Keila aulló divertida en para Zaria.
“Se creén mucho, ¿no?
A ver si puedén seguirme el ritmo…” Y salió disparada.
La sensación fue inmediata.
El viento cortándole el pelaje, la tierra vibrando bajo sus patas, la fuerza nueva y salvaje recorriéndola por dentro.
—¿Qué es esto, Keila?
—preguntó Zaria, sorprendida, mientras corrían—.
—¿Por qué podemos comunicarnos con Licaon y con su lobo?
Pues libertad Zaria!
—Enfatizó, Keila —A lo otro lo llamamos enlace mental —respondió Keila—.
Solo podemos hacerlo con familia, miembros cercanos de la manada o… pareja.
Hubo una pausa cargada de intención.
—Tengo mucho que enseñarte, mi niña —añadió, divertida.
Ambos lobos se encontraron como si siempre se hubieran estado buscando.
Como si el universo, por fin, encajara en su forma correcta.
Sus cuellos se rozaron en una ternura salvaje.
Se olieron.
Se reconocieron.
Se aceptaron.
Y entonces, salieron disparados hacia el bosque.
Corrieron.
Saltaron.
Se rozaban, se desafiaban, se empujaban en una danza primitiva y perfecta.
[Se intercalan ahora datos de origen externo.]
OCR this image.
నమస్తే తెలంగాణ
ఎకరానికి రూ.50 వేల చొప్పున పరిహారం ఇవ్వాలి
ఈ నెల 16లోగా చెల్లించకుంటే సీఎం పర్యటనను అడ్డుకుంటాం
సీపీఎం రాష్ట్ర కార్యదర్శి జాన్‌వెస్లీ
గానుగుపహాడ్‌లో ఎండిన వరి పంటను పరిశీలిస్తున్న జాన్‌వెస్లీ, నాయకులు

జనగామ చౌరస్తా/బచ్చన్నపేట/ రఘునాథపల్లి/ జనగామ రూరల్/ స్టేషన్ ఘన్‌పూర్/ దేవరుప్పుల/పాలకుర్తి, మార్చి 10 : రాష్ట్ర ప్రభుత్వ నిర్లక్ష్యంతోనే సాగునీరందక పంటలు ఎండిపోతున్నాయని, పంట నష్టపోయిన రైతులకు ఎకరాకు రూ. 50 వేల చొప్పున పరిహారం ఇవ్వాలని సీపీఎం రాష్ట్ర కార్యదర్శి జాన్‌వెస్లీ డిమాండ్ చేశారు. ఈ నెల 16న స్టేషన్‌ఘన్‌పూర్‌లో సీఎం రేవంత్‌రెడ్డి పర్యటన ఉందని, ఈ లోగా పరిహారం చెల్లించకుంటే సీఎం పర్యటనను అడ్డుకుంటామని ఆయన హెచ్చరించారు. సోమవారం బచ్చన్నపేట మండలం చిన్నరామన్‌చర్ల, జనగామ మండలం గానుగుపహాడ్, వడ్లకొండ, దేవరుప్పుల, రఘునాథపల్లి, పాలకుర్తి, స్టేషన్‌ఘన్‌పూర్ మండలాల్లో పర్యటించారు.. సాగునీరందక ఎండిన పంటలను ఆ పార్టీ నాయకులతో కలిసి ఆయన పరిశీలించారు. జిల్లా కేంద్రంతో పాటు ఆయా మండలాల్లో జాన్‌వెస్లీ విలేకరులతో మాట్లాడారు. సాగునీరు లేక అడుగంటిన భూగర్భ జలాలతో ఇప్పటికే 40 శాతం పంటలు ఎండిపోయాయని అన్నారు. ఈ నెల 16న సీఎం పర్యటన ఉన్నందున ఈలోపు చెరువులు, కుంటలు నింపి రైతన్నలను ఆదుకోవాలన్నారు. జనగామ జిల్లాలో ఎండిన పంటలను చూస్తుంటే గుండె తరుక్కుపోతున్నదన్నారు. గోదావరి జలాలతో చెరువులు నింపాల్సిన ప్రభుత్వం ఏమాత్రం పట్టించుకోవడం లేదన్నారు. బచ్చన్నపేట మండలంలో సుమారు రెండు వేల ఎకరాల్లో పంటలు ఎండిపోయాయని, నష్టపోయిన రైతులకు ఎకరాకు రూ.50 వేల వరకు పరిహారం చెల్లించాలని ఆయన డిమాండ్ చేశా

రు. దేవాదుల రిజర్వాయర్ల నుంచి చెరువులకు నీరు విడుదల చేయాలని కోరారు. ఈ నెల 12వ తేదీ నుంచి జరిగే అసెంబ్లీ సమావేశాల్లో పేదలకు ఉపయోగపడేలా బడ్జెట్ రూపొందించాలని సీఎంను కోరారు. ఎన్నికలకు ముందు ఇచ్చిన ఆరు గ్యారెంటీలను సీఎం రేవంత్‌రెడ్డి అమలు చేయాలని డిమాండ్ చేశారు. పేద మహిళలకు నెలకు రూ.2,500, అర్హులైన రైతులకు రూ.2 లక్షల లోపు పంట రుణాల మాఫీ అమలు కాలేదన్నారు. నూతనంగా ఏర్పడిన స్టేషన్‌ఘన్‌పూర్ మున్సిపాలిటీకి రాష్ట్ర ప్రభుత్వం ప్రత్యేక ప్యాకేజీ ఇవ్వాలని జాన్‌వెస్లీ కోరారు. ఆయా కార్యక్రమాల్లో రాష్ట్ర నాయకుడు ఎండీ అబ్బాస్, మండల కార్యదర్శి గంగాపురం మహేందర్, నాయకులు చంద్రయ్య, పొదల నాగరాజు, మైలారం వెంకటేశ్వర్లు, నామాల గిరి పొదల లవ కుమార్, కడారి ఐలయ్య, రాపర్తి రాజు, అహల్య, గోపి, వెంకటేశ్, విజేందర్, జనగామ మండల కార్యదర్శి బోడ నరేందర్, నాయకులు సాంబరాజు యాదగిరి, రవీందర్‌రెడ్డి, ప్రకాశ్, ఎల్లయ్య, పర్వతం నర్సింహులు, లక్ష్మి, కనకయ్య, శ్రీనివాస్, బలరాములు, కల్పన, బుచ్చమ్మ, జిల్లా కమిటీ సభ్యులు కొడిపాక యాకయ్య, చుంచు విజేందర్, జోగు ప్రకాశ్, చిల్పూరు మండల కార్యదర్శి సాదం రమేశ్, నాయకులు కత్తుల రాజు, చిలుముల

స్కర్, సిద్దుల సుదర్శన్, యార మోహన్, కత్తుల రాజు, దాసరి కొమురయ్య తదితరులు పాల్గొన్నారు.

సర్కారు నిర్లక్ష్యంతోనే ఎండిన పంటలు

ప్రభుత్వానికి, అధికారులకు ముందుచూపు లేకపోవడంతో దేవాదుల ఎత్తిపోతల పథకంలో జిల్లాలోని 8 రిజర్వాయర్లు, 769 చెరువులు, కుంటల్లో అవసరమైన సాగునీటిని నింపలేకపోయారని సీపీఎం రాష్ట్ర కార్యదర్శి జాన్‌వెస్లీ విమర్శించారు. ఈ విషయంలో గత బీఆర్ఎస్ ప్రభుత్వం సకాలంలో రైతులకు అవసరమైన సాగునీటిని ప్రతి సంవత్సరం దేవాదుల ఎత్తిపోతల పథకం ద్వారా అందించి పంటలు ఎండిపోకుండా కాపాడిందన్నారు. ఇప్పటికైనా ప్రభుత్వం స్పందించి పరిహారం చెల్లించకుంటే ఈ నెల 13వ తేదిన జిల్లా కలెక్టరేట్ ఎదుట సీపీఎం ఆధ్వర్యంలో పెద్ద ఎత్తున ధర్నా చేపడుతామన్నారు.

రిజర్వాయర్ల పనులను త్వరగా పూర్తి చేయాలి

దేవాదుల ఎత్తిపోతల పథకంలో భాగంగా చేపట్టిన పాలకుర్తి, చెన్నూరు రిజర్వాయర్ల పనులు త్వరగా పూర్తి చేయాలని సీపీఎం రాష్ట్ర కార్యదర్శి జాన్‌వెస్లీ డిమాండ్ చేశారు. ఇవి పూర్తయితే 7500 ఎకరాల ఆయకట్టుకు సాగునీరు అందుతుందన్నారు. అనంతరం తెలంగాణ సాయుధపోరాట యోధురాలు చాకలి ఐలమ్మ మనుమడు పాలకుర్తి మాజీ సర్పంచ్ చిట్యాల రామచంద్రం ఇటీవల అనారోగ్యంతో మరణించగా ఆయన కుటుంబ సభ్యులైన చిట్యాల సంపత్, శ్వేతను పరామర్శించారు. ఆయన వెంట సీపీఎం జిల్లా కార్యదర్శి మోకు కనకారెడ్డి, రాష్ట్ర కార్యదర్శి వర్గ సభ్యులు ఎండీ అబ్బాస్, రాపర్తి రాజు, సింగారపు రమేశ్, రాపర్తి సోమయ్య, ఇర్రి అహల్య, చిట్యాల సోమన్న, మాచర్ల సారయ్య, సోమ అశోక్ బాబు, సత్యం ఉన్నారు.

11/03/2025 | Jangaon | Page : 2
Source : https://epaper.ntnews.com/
Dos fuerzas de la naturaleza.
Opuestas.
Complementarias.
Uno, blanco como la luna.
El otro, oscuro como la noche.
Los árboles se abrían a su paso.
El suelo temblaba bajo sus patas.
Sus pelajes brillaban bajo la luz lunar —blanco nieve y negro medianoche— trazando una estela casi mágica entre las sombras del bosque encantado.
Zaria —o Keila— ya no pensaba.
Solo sentía.
Estaba completamente entregada al frenesí de la carrera , ya habian pasado unas cuantas horas, cuando de pronto, Licaon la empujó de costado, girando su cuerpo con un movimiento violento brusco y protector.
Keila tomada por sorpresa desde su flanco derecho voló a unos arbustos que se encontraban a su izquierda.
Fen se interpuso al instante, entre zaria con la mirada fija al frentre , en modo protector su pecho inflado, las orejas pegadas hacia atrás.
Gruñía con fuerza, los labios retraídos, dejando ver una hilera de colmillos blancos que brillaban sobre su pelaje oscuro.
El aire olía a miedo, Amenaza, Peligro.
Keila se tensó de inmediato, clavando la mirada al frente.
¿Cómo no lo había sentido antes?
Su instinto había estado advirtiéndoselo… y ella lo había ignorado, creyendo que era solo parte del proceso de transformación.
Frente a ellos, emergiendo desde las sombras del bosque… algo yacía inmóvil, observándolos.
El silencio cayó de golpe.
Zaria se dio cuenta demasiado tarde: no había escuchado pájaros, ni insectos, ni el murmullo habitual del bosque.
Horas antes había estado lleno de vida.
Ahora, se ahogaba en una quietud espesa, cargada de penumbra.
Algo peligroso estaba merodeando.
Y acababa de mostrarse frente a Zaria y Licaon.